Jovens futebolistas que passaram pela Academia BSports, em Riba de Ave, confirmam à Renascença a prática de retenção de passaportes dos atletas por parte da direção.
Além dos passaportes retidos, os jovens queixam-se de má alimentação e de restrições de circulação.
Husnain Khan, de 20 anos, proveniente do Dubai, relata à situações que considera "estranhas" com alguns jogadores.
“Eu tinha o meu passaporte, mas muitos outros não tinham os seus. Era a academia que tinha esses documentos”, conta.
"Era muito estranho, porque o passaporte é o que de mais importante podes ter. Sem passaporte não és ninguém, não tens identidade”, reforça.
Khan conta ainda que muitos jovens jogadores tentariam escapar também devido às condições de alimentação não serem as melhores, mas a retenção de passaportes impedia a fuga.
“Eu sei que tinham passaportes, porque muitos tentavam escapar e essa era a forma de evitar fugas da academia. E muitos podiam escapar, porque havia muitos problemas. Por exemplo, por vezes, a alimentação não era a melhor, porque todos eram futebolistas e precisavam da melhor alimentação possível, mas, na maioria das vezes, a comida não estava ao nível das exigências de um jogador de futebol”, diz.
Por tudo isto, Husnain considera um desperdício os dois mil euros que pagava mensalmente: “Sim, acho que é um desperdício de dinheiro, porque muitos chegam aqui para cumprir os seus sonhos, jogar futebol profissional, conseguir um contrato, mas chegam aqui e levam muito dinheiro, é um desperdício. Eu pagava - ou melhor, o meu pai pagava - dois mil euros, mensalmente."
“Algumas pessoas fugiam. Não cumpriam o contrato e fugiam"
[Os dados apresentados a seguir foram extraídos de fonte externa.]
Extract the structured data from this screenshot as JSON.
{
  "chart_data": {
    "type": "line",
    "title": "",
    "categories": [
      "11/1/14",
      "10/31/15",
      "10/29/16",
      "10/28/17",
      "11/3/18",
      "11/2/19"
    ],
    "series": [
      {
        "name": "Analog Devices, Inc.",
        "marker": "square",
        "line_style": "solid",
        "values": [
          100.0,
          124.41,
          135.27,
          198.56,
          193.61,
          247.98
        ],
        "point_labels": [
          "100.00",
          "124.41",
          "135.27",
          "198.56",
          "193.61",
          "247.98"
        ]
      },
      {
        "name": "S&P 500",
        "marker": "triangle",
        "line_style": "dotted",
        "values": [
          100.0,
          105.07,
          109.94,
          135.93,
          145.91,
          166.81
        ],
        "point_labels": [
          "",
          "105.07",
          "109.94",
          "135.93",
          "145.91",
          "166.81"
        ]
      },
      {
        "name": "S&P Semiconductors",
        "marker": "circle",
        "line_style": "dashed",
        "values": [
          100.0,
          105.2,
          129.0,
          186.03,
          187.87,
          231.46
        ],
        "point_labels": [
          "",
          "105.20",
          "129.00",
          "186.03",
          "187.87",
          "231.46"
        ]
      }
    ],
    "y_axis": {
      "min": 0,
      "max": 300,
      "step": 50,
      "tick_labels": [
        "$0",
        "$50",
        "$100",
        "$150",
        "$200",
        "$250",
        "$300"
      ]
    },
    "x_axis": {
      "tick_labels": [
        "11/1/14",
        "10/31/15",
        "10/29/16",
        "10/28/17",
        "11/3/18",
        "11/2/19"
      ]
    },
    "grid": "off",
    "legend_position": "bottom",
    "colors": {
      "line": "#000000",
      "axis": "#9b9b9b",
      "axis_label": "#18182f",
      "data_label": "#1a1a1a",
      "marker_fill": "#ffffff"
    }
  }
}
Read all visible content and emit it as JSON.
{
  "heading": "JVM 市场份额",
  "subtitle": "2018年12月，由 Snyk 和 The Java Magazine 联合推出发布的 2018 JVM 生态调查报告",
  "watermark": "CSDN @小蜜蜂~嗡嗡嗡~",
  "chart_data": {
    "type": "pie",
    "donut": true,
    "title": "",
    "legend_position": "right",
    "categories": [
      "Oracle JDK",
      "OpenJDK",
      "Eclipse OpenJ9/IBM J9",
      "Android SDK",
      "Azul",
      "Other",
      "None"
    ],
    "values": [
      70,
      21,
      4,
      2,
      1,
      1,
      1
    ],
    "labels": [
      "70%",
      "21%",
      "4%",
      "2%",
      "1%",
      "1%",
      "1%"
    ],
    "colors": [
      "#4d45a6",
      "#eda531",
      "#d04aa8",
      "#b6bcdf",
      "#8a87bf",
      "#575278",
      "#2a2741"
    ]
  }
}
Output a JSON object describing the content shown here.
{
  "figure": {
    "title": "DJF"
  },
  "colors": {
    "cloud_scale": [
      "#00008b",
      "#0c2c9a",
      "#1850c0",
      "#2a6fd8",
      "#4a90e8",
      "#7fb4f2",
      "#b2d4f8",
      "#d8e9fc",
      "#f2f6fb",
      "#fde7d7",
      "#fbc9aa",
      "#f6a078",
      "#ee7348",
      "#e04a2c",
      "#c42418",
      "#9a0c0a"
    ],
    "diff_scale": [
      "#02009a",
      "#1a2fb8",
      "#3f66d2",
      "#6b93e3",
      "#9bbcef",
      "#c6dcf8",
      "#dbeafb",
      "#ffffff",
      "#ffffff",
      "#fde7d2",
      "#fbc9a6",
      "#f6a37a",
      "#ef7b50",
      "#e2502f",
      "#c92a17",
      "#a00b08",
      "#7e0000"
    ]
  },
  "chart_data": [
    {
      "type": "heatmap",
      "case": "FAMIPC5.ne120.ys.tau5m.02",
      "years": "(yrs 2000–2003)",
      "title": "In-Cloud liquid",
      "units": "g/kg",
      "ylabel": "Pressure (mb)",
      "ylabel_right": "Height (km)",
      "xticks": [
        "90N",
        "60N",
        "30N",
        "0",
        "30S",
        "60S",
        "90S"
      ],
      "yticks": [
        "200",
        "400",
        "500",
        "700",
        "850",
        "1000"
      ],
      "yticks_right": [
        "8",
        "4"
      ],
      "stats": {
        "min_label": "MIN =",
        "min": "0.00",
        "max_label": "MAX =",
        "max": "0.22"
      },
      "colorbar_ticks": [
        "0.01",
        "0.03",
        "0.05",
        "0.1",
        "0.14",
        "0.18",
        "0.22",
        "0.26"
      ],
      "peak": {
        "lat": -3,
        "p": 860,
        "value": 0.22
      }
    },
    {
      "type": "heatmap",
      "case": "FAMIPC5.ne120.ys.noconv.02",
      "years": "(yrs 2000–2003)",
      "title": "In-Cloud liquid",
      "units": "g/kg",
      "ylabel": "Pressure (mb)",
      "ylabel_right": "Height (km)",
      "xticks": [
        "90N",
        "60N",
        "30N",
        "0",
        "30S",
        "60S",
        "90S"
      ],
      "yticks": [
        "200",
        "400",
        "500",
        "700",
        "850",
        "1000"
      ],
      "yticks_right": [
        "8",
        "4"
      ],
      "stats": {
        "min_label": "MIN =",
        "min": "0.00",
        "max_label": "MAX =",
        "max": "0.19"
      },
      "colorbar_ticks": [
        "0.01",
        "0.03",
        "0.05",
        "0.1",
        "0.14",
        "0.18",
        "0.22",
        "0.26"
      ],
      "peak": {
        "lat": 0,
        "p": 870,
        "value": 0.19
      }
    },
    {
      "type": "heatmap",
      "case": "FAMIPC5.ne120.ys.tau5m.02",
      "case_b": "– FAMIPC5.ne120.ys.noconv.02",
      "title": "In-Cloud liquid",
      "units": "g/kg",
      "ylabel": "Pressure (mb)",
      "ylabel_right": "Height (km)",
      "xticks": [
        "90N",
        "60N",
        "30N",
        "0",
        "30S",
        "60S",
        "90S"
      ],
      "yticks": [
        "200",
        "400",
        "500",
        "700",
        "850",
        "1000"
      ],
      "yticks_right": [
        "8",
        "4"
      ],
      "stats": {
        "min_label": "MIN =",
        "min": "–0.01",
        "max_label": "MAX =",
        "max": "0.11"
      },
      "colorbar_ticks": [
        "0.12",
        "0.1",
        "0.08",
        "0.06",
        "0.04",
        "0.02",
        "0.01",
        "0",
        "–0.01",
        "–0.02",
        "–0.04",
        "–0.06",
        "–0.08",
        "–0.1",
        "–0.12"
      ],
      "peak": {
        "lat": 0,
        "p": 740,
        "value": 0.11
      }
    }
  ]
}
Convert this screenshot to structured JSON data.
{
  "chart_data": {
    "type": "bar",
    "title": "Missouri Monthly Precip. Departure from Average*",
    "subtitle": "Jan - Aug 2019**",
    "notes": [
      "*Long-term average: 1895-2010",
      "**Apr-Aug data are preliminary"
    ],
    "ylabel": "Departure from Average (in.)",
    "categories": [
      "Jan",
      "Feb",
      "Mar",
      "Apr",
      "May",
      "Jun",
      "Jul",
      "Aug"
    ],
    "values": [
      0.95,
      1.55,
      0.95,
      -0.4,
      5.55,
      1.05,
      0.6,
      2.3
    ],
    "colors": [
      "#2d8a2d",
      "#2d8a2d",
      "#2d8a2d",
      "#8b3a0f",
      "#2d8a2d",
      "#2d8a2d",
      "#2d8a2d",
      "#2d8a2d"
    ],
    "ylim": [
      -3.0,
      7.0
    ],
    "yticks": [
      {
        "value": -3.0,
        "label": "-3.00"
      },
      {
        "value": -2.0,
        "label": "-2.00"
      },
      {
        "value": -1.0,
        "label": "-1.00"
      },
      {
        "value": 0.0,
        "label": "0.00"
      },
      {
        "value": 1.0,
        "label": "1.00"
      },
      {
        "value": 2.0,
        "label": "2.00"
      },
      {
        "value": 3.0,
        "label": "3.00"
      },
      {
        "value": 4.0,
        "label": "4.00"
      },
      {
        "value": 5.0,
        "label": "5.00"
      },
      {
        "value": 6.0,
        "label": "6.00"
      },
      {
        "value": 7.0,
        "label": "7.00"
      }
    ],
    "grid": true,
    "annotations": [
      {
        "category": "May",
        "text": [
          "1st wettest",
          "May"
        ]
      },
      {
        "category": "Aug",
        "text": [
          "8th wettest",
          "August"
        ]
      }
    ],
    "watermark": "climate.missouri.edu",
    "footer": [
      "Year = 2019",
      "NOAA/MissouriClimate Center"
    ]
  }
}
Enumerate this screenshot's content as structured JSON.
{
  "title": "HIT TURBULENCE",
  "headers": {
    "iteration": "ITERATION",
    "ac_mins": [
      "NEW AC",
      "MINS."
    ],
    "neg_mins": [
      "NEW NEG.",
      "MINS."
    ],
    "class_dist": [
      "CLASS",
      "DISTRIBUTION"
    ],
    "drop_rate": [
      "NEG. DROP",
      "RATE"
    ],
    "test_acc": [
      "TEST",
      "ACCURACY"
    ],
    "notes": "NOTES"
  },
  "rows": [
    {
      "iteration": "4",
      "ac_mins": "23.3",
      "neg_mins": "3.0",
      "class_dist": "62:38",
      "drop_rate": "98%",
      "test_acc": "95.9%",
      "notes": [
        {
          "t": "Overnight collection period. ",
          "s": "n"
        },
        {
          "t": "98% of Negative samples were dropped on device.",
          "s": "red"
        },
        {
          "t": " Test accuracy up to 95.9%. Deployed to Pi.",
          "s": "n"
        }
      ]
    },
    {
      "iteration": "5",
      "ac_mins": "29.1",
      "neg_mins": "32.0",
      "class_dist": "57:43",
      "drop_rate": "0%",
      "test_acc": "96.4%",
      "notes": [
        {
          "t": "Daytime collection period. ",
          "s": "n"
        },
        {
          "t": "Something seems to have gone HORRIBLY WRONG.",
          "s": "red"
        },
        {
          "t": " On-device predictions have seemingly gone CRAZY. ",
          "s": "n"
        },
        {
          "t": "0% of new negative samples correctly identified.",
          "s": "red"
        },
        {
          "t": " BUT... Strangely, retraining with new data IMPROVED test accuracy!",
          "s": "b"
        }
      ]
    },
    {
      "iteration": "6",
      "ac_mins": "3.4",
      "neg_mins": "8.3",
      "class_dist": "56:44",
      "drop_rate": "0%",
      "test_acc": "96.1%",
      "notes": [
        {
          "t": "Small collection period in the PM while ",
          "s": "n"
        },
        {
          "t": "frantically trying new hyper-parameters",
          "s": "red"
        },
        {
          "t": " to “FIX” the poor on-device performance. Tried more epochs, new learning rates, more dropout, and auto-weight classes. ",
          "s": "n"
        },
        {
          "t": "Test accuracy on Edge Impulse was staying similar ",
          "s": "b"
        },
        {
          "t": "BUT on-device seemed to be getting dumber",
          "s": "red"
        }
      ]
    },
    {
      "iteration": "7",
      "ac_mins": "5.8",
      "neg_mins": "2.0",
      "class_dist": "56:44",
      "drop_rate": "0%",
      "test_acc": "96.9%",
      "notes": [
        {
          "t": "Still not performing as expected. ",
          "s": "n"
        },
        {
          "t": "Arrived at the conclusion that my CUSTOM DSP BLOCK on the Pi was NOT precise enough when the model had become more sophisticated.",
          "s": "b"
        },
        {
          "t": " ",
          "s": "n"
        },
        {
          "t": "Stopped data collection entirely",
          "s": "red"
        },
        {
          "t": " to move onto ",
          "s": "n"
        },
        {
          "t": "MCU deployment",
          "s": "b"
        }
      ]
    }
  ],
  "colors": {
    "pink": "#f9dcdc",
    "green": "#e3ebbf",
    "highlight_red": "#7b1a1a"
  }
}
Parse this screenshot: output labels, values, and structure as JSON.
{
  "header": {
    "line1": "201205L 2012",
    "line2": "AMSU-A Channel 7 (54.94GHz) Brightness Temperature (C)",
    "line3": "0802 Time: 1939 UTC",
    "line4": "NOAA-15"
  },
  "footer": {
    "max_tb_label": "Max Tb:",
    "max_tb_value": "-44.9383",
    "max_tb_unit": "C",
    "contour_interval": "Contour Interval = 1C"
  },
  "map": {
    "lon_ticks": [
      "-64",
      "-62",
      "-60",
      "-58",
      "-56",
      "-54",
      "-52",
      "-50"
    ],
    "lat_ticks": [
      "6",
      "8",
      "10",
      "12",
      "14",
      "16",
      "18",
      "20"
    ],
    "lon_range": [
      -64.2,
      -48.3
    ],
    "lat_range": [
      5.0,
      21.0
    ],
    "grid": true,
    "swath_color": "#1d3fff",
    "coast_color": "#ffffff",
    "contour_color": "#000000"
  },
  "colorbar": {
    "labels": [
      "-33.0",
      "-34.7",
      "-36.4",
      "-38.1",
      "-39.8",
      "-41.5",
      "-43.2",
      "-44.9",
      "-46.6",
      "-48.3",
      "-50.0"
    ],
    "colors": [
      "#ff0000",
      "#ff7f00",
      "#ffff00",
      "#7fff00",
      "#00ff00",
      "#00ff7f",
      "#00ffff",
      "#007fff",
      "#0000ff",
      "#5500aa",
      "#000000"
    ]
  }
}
Este cenário é confirmado por outro atleta ouvido pela Renascença, mas que preferiu manter o anonimato.
O jovem de 19 anos e proveniente da América do Sul foi um dos atletas retirados da academia para uma instituição de acolhimento. Revela que a retenção de passaportes pretendia evitar a fuga dos jovens.
“Algumas pessoas fugiam. Não cumpriam o contrato e fugiam. E isso era mau para a academia. Então eles começaram a tentar tirar os passaportes, mas a mim nunca tiraram”, diz, observando que “eles fugiam porque não gostavam das regras, não gostavam de estudar e assim”.
O jovem de 19 anos confirma, ainda, as dificuldades que os alunos tinham para abandonar a academia e cancelarem a sua inscrição. No entanto, revela que a direção justificava os entraves à saída dos atletas com os contratos assinados.
“Havia pessoas que não gostavam de estudar ou jogar e tentavam ir embora e a direção dizia que não estavam a cumprir o contrato e exigia dinheiro. Claro que as outras pessoas ficavam zangadas, queriam ir embora assim, sem pagar, sem nada”, assinala.
Restrições havia, também, no que respeita à saída dos atletas das instalações da academia.
Segundo este jovem, “os menores de idade tinham que sair em grupo e encarregavam o responsável. Eles não podiam sair quando queriam, não tinham autorização”.
“Em contrapartida, nós, maiores de idade, já podíamos, mas só aos sábados e aos domingos, das 8 às 10. Mas, para isso, tínhamos que pedir autorização até à quarta-feira anterior”, conclui.
Os habitantes da freguesia de Riba D’Ave, em Vila de Famalicão, ficaram “surpreendidos” com as suspeitas de tráfico humano, sobretudo de menores, envolvendo a BSports, academia de formação de futebolistas dirigida pelo presidente da AG da Liga de Portugal, Mário Costa.
O caso de tráfico de pessoas na academia em Riba d'Ave ainda está a ser investigado pelo SEF, que anunciou ter sinalizado 47 vítimas de tráfico, 36 delas menores.
Na sequência das acusações, Mário Costa demitiu-se do cargo de presidente da mesa da assembleia geral da Liga.